Greedy Algorithm and Huffman Coding

Greedy Algorithm

Some optimization problems can be solved using a greedy algorithm. A greedy algorithm builds a solution iteratively. At each iteration the algorithm uses a greedy rule to make its choice. Once a choice is made the algorithm never changes its mind or looks back to consider a different perhaps better solution; the reason the algorithm is called greedy. Generally the greedy rule can be expressed using priority queue of possible candidates (partial solution) to build the solution. So each iteration of the greedy algorithm removes the next best candidate from the priority queue and checks if the solution can add the candidate to build a larger solution. The algorithm terminates when the priority queue is empty

Iterative Algorithm Greedy(Set of candidate component_solution each with value and other attribute)

// returns sequence, S, of component_solution representing the complete solution

make a Priority Queue, Q, of candidate component_solution keyed by value

make a empty Sequence, S

while Q is not empty do

remove maximum value candidate component_solution, c, from Q

if S + c a good partial solution then add c to S

return S

The most common example of a greedy algorithm is making change with American coinage. For instance, if you have to give someone 73 cents in change, what do you do? First, give them as many quarters as you can (2), then from the leftover, give them as many dimes (2), as many nickels (0) and as many pennies (3). So, the priority queue is the amount of change given.

So, lets look at the algorithm for making change:

Iterative Algorithm Change(double value)

// returns a Sequence, of # of dollars, quarters, dimes, nickels, then pennies. (or whatever change set you use)

make a Priority Queue, Q, of coins by value

make a empty Sequence

while Q is not empty do

remove maximum coin from Q

find x such that coin > (value – x * coin) > 0

Add x to S

return S

A greedy algorithm is not guaranteed to always generate the optimal solution. But the algorithm is generally easy to design and implement, and when it does generate the optimal solution it does so efficiently. Also when the greedy algorithm does not generate the optimal solution, the solution is close to optimal.

What happens when you use a different set of coins, say 1, 4, and 6 cent pieces?

Lets make change for 8 cents using the greedy algorithm.

The greedy approach gives you one 6 cent coin, and two 1 cent coins, which means you have 3 coins, but the optimal solution is two coins (two 4 cent coins). So, for the change problem, the optimal solution depends on the data set. Luckily for us, American coinage works great for this approach.

Text Compression

Typically characters are encoded by fixed length binary words. ASCII code uses 8 bits and Unicode uses 16 bits. Huffman encoding uses variable bit length words to encode the characters. Characters used more frequently have smaller length. In this way the encoding of string can be smaller then with fixed length words.
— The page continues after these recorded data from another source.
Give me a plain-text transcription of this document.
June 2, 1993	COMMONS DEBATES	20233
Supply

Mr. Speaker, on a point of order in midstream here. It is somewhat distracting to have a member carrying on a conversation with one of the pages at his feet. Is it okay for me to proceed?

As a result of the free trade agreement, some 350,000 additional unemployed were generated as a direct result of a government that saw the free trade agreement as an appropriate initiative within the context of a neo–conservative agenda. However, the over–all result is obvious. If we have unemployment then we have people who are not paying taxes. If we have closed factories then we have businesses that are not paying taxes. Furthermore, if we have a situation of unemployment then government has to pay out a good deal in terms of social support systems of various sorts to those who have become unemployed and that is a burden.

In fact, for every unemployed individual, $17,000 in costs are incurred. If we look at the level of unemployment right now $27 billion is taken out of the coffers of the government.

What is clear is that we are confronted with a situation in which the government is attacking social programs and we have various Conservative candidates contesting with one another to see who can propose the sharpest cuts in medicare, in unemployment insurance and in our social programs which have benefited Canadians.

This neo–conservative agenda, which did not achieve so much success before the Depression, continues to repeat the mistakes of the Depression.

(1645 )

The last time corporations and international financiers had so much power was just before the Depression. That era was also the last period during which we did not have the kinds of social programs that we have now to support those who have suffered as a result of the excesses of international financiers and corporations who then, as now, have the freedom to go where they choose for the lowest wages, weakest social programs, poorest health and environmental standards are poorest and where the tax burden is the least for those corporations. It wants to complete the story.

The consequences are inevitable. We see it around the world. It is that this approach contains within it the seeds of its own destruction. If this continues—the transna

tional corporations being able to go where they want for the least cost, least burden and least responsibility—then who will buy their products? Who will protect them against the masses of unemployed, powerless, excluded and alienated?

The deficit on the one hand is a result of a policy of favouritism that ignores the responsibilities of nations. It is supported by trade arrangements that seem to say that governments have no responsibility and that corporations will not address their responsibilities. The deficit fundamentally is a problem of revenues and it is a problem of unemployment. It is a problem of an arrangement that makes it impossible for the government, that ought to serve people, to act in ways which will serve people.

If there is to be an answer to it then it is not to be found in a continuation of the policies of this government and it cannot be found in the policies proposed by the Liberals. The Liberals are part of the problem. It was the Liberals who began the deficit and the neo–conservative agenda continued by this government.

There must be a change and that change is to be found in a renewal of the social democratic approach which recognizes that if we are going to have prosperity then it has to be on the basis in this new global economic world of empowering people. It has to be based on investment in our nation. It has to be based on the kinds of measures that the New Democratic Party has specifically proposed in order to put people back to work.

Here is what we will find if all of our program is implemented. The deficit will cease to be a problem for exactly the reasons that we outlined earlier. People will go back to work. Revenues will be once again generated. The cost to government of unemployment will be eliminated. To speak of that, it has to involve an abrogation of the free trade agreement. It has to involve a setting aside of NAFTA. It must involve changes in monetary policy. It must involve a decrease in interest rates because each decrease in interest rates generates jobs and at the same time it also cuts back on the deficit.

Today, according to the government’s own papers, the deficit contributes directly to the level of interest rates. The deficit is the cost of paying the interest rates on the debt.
The Huffman code uses a binary tree to describe the code. Each letter of the alphabet is located at an external. The bit encoding is the path from the root to the letter with moving to the left child generating a 0 and moving to right child generating a 1. If we are actually using the tree to encode the text then we would need an additional locater structure. Normal one would make a lookup table and use the tree only to construct/determine the code. The tree is a satisfactory structure to decode.

Illustrate Huffman tree

Huffman Algorithm

We determine the frequency of character and use the frequency to prioritize the characters (that are single node trees). We remove two elements from the queue and construct a binary tree with key the sum of the two removed keys. The constructed tree is but back into the queue.

Algorithm Huffman(X)

input: String X of length n with d distinct characters
output: coding tree for X

Compute the frequency function f.
Initialize empty priority queue Q of trees
for each character c in X do
Create a single-node binary tree T storing c.
Insert T into Q with key f(c)

while Q.size() > 1 do
f₁ = Q.minKey()
T₁ = Q.removeMin()
f₂ = Q.minKey()
T₂ = Q.removeMin()
Create new binary tree T with left subtree T₁ and right subtree T₂
Insert T into Q with key f₁ + f₂
return tree Q. removeMin()

The algorithm is a good example of an Greedy Algorithm. Can you see how? Notice that the work done after selecting from the priority queue is different for almost every Greedy Algorithm. This is usually the tough part of writing the algorithm.

This is also a good example of using a compound structure, with varying sized trees as elements of the priority queue. The complete Huffman tree is an optimal variable length word encoding.

Cost

Running time is O(n + d lg d) where O(d lg d) for constructing the tree from d is the alphabet size and O(n) for making the frequency function and encoding the message using a lookup table.

Coding

Although the Huffman Tree is a suitable data structure for decoding a message, it is a not a suitable data structure for encoding a message.

How would you encode a message using a Huffman tree? For each character in the message we would have perform a tree traversal, recording and updating the encoding string as we go, until we find the character we are searching. What would be the cost?